Esse tal do Marcos Vinícius tinha uma irmã, mais ou menos da minha idade, o nome dela era Marcela, e ela era "coleguinha" minha e das minhas coleguinhas, mas eu não podia entrar na casa por ser negra, a avó dela não gostava. Na verdade nenhum deles gostava. Anos depois, ela foi até meu aptº (morei no IBC no conjunto de prédios) junto com outra "coleguinha" Laiara (acho que é assim que escreve, também não me importa como escreve esse merda de nome) e enquanto eu me arrumava para sair, elas estragaram os salgadinhos que estavam em cima da mesa e que minha madrinha ia vender. Eu não vi na hora, saí com elas, e quando voltei para casa, minha madrinha estava aborrecida por causa dos salgados estragados e eu fiquei com muita raiva, não sabia o que fazer, disse para Dinda, que foi na casa da tal da Laiara conversar com a mãe dela, explicar o ocorrido, mantive amizade com essas duas por mais algum tempo, mas o tempo é maravilhoso e afasta esses encostos da nossa vida.


Um outro ocorrido que me recordo, no IBC, foi quando fui defender Tatiana, uma coleguinha minha, numa discussão com uma garota que havia mudado a poucos meses para lá. A família da menina, conhecida da minha avó Cirema (outra avó de criação) que morava lá perto de casa, alugou uma grande casa com piscina que havia ali e se achavam os reis do pedaço. Sempre fui muito mais alta que as outras meninas e muito magra, então fui defender essa coleguinha, a avó da menina veio ver o que estava acontecendo e começou a me ofender (um monte), isso porque haviam outras crianças discutindo com a menina também, mas nenhuma outra era negra, só eu. E depois de tanta ofensa, minha madrinha foi conversar com a família dela, com a avó dela que havia me ofendido muito, muito, muito, minha avó Cirema, negra e conhecida da família, também foi lá conversar, mas não adiantou nada, sempre que passava na rua, eles me chamavam de macaca, só parou quando eles mudaram. Nessa época, saía até pouco de casa, para evitar ouvir asneira de gente branca. Eu tinha uns 11 anos na época, mais ou menos.
Outro fato, eu era inferiorizada, chamada de feia, riam do meu cabelo e tudo mais. Uma vez as meninas (Tatiana, Marcela, Bianca, Soraya, Gabriela e não sei mais quem) ficaram rindo e pegando no meu cabelo, zombando. Dinda viu e me chamou, para evitar mais humilhação.

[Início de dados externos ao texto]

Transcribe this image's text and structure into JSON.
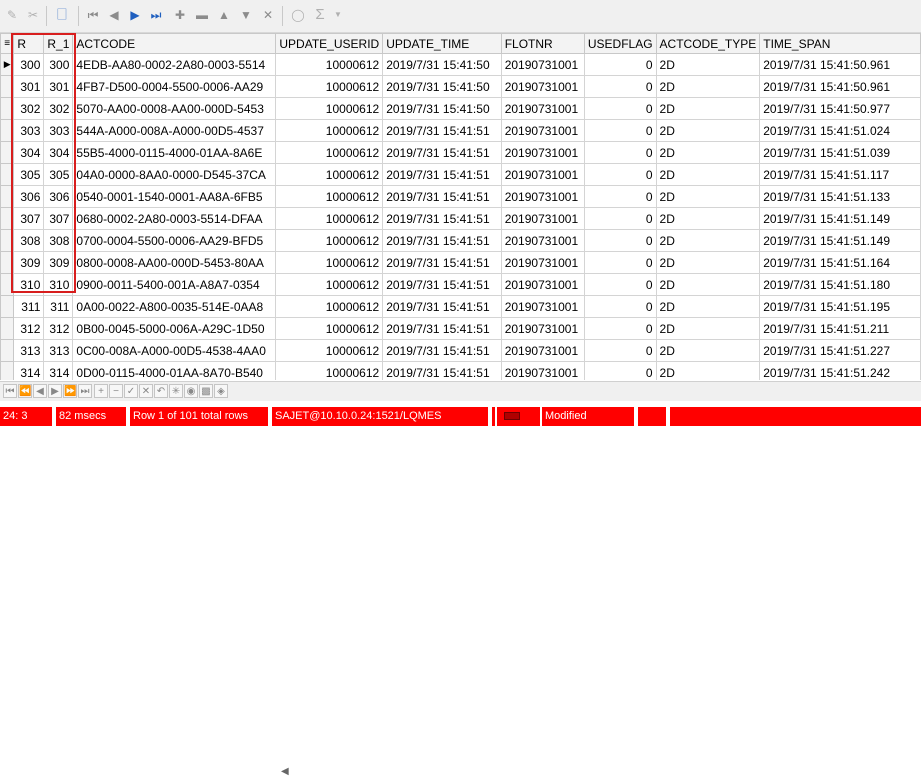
{
  "toolbar": {
    "icons": [
      "add-record-icon",
      "remove-record-icon",
      "refresh-icon",
      "first-record-icon",
      "prior-record-icon",
      "next-record-icon",
      "last-record-icon",
      "insert-icon",
      "delete-icon",
      "up-icon",
      "down-icon",
      "cancel-icon",
      "filter-icon",
      "sum-icon",
      "dropdown-icon"
    ]
  },
  "grid": {
    "columns": [
      "R",
      "R_1",
      "ACTCODE",
      "UPDATE_USERID",
      "UPDATE_TIME",
      "FLOTNR",
      "USEDFLAG",
      "ACTCODE_TYPE",
      "TIME_SPAN"
    ],
    "rows": [
      [
        "300",
        "300",
        "4EDB-AA80-0002-2A80-0003-5514",
        "10000612",
        "2019/7/31 15:41:50",
        "20190731001",
        "0",
        "2D",
        "2019/7/31 15:41:50.961"
      ],
      [
        "301",
        "301",
        "4FB7-D500-0004-5500-0006-AA29",
        "10000612",
        "2019/7/31 15:41:50",
        "20190731001",
        "0",
        "2D",
        "2019/7/31 15:41:50.961"
      ],
      [
        "302",
        "302",
        "5070-AA00-0008-AA00-000D-5453",
        "10000612",
        "2019/7/31 15:41:50",
        "20190731001",
        "0",
        "2D",
        "2019/7/31 15:41:50.977"
      ],
      [
        "303",
        "303",
        "544A-A000-008A-A000-00D5-4537",
        "10000612",
        "2019/7/31 15:41:51",
        "20190731001",
        "0",
        "2D",
        "2019/7/31 15:41:51.024"
      ],
      [
        "304",
        "304",
        "55B5-4000-0115-4000-01AA-8A6E",
        "10000612",
        "2019/7/31 15:41:51",
        "20190731001",
        "0",
        "2D",
        "2019/7/31 15:41:51.039"
      ],
      [
        "305",
        "305",
        "04A0-0000-8AA0-0000-D545-37CA",
        "10000612",
        "2019/7/31 15:41:51",
        "20190731001",
        "0",
        "2D",
        "2019/7/31 15:41:51.117"
      ],
      [
        "306",
        "306",
        "0540-0001-1540-0001-AA8A-6FB5",
        "10000612",
        "2019/7/31 15:41:51",
        "20190731001",
        "0",
        "2D",
        "2019/7/31 15:41:51.133"
      ],
      [
        "307",
        "307",
        "0680-0002-2A80-0003-5514-DFAA",
        "10000612",
        "2019/7/31 15:41:51",
        "20190731001",
        "0",
        "2D",
        "2019/7/31 15:41:51.149"
      ],
      [
        "308",
        "308",
        "0700-0004-5500-0006-AA29-BFD5",
        "10000612",
        "2019/7/31 15:41:51",
        "20190731001",
        "0",
        "2D",
        "2019/7/31 15:41:51.149"
      ],
      [
        "309",
        "309",
        "0800-0008-AA00-000D-5453-80AA",
        "10000612",
        "2019/7/31 15:41:51",
        "20190731001",
        "0",
        "2D",
        "2019/7/31 15:41:51.164"
      ],
      [
        "310",
        "310",
        "0900-0011-5400-001A-A8A7-0354",
        "10000612",
        "2019/7/31 15:41:51",
        "20190731001",
        "0",
        "2D",
        "2019/7/31 15:41:51.180"
      ],
      [
        "311",
        "311",
        "0A00-0022-A800-0035-514E-0AA8",
        "10000612",
        "2019/7/31 15:41:51",
        "20190731001",
        "0",
        "2D",
        "2019/7/31 15:41:51.195"
      ],
      [
        "312",
        "312",
        "0B00-0045-5000-006A-A29C-1D50",
        "10000612",
        "2019/7/31 15:41:51",
        "20190731001",
        "0",
        "2D",
        "2019/7/31 15:41:51.211"
      ],
      [
        "313",
        "313",
        "0C00-008A-A000-00D5-4538-4AA0",
        "10000612",
        "2019/7/31 15:41:51",
        "20190731001",
        "0",
        "2D",
        "2019/7/31 15:41:51.227"
      ],
      [
        "314",
        "314",
        "0D00-0115-4000-01AA-8A70-B540",
        "10000612",
        "2019/7/31 15:41:51",
        "20190731001",
        "0",
        "2D",
        "2019/7/31 15:41:51.242"
      ]
    ]
  },
  "navbar": {
    "icons": [
      "nav-first-icon",
      "nav-prev-page-icon",
      "nav-prev-icon",
      "nav-next-icon",
      "nav-next-page-icon",
      "nav-last-icon",
      "nav-insert-icon",
      "nav-delete-icon",
      "nav-edit-icon",
      "nav-post-icon",
      "nav-cancel-icon",
      "nav-refresh-icon",
      "nav-bookmark-icon",
      "nav-goto-icon",
      "nav-filter-icon"
    ]
  },
  "status": {
    "position": "24:  3",
    "time": "82 msecs",
    "rows": "Row 1 of 101 total rows",
    "connection": "SAJET@10.10.0.24:1521/LQMES",
    "state": "Modified"
  },
  "colors": {
    "status_bg": "#ff0000",
    "highlight_box": "#d81e1e"
  }
}
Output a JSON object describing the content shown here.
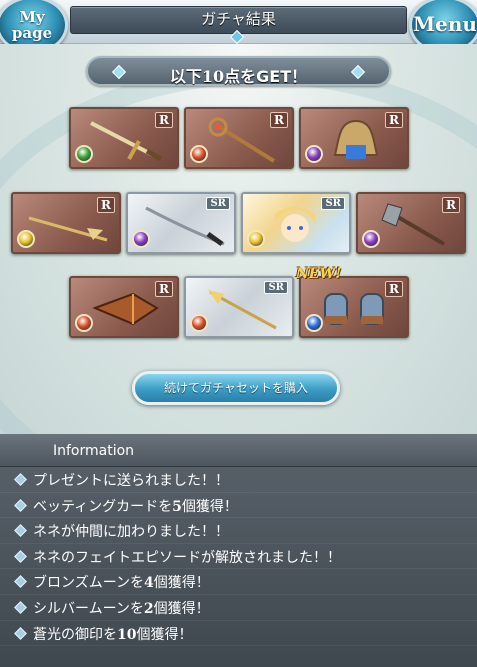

Uma vez (várias vezes) estavam os aborrecentes todos juntos, a corja infantilizada nazi-fascista: Soraya, Thiago Caliman, e mais um monte de boçal, com certeza, fazendo o que adoravam: me ofendendo. Então, deu uma bela porrada ou empurrão, sei lá, na tal da Soraya (sim, foi muito engraçado e de lavar a alma) e saí correndo, todos riram dela, que depois foi lá em casa pra tirar satisfação, mas a Dinda conhecia as peças, tudo figurinha carimbada com a suástica, e então nem deu bola, e ficamos rindo da cara dela, deles, deles todos.
Eu tinha mais um monte de vizinhos que me perturbavam, me enxiam o saco, por eu ser negra, tinham tesão por me maltratar, discriminar. Nomes: Sílvia e o marido (do Hiperlanchão, casa de lanche do bairro, comia lá de vez em quando, mas se voltasse o tempo preferia comer esterco e lamber latrina do comer aquela merda de lanche deles), Antonina (mãe dessa tal Sílvia que tinha uma banca de revista no ponto de ônibus, praticamente embaixo do meu apartamento), Rogéria e as filhas racistas (Taís e Bianca), Soraya (menina metida a bonita e a branca, mas era bem moreninha, visse?!), os abutres adolescentes (Thiago Caliman, Marcos Vinicius e cia) e etc. 



Tenho mais zilhões de histórias parecidas com essas, citadas acima, isso só comigo. Imaginem o que outras crianças negras também passam no dia-a-dia, fui uma criança negra então eu sei: crianças brancas são uma praga, desprezíveis, mais não são todos, salvo aqui as Alines (na tenra infância), Tadeu Milioni (grande pessoa, e pessoas boas assim vão cedo) e alguns colegas da escola (CIAC), que não vou citar agora porque os problemas de racismo, preconceito e discriminação na escola virão em posts futuros.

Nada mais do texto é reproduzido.